A questo punto Feuerbach afferma che non è Dio ad aver creato l’uomo ma l’uomo ad aver creato Dio: Dio,
dunque, diventa una proiezione illusoria di alcune facoltà umane. Pertanto il mistero della teologia non è
che l’antropologia.
Quindi la religione costituisce una forma di alienazione perché porta l’uomo a sottomettersi, anche nei
modi più umilianti e crudeli. Dunque l’ateismo diventa un vero e proprio dovere morale.

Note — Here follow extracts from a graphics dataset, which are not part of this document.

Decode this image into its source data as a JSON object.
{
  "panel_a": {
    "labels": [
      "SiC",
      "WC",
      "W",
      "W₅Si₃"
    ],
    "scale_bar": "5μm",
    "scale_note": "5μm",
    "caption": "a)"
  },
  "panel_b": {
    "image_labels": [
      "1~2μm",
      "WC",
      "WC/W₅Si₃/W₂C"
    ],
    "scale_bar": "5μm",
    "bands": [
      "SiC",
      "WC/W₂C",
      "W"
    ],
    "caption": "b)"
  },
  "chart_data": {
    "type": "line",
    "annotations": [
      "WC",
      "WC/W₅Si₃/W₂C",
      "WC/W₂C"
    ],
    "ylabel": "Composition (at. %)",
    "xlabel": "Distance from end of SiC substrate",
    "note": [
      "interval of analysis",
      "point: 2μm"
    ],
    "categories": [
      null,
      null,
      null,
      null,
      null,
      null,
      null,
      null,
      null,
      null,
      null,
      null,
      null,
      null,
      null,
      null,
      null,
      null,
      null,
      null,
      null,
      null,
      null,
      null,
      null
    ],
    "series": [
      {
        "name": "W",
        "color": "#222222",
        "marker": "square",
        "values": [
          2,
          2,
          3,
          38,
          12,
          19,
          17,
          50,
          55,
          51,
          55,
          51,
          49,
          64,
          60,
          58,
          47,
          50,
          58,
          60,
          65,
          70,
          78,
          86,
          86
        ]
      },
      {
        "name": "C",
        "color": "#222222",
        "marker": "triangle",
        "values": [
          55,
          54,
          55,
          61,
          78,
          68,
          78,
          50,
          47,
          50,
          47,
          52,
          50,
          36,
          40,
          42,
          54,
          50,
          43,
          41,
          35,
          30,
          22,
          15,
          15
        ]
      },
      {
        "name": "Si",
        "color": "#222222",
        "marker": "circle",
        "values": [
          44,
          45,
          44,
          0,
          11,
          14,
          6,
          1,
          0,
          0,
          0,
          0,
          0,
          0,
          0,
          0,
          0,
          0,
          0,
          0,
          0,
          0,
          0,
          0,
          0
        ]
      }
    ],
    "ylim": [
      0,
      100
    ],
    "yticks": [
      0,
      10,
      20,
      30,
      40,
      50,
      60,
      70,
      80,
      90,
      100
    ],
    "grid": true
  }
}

Capiamo quindi che il vero compito della filosofia non è più quello di porre il finito nell’infinito, ossia di
risolvere l’uomo in Dio, ma quello di porre l’infinito nel finito, ossia di risolvere Dio nell’uomo. In questo
senso l’ateismo di Feuerbach non ha un’accezione negativa.
Feuerbach da grande rilievo all’amore che considera come la passione che ha il potere di aprirci verso il
mondo. Infatti, secondo lui, l’“io” non può stare senza un “tu”: in altre parole l’uomo ha bisogno dei propri
simili in tutti gli aspetti della sua vita. La filosofia di Feuerbach si risolve dunque in una forma di filantropia.
Feuerbach prende le mosse dal materialismo illuministico in quanto afferma che l’uomo si distingue dalle
altre forme di materia grazie alla sua sensibilità.
Ipotizza anche la “teoria degli alimenti”, secondo cui l’uomo è ciò che mangia. Di conseguenza se si
vogliono migliorare le condizioni spirituali di un popolo, bisogna innanzitutto migliorarne le condizioni
materiali, a cominciare dall’alimentazione.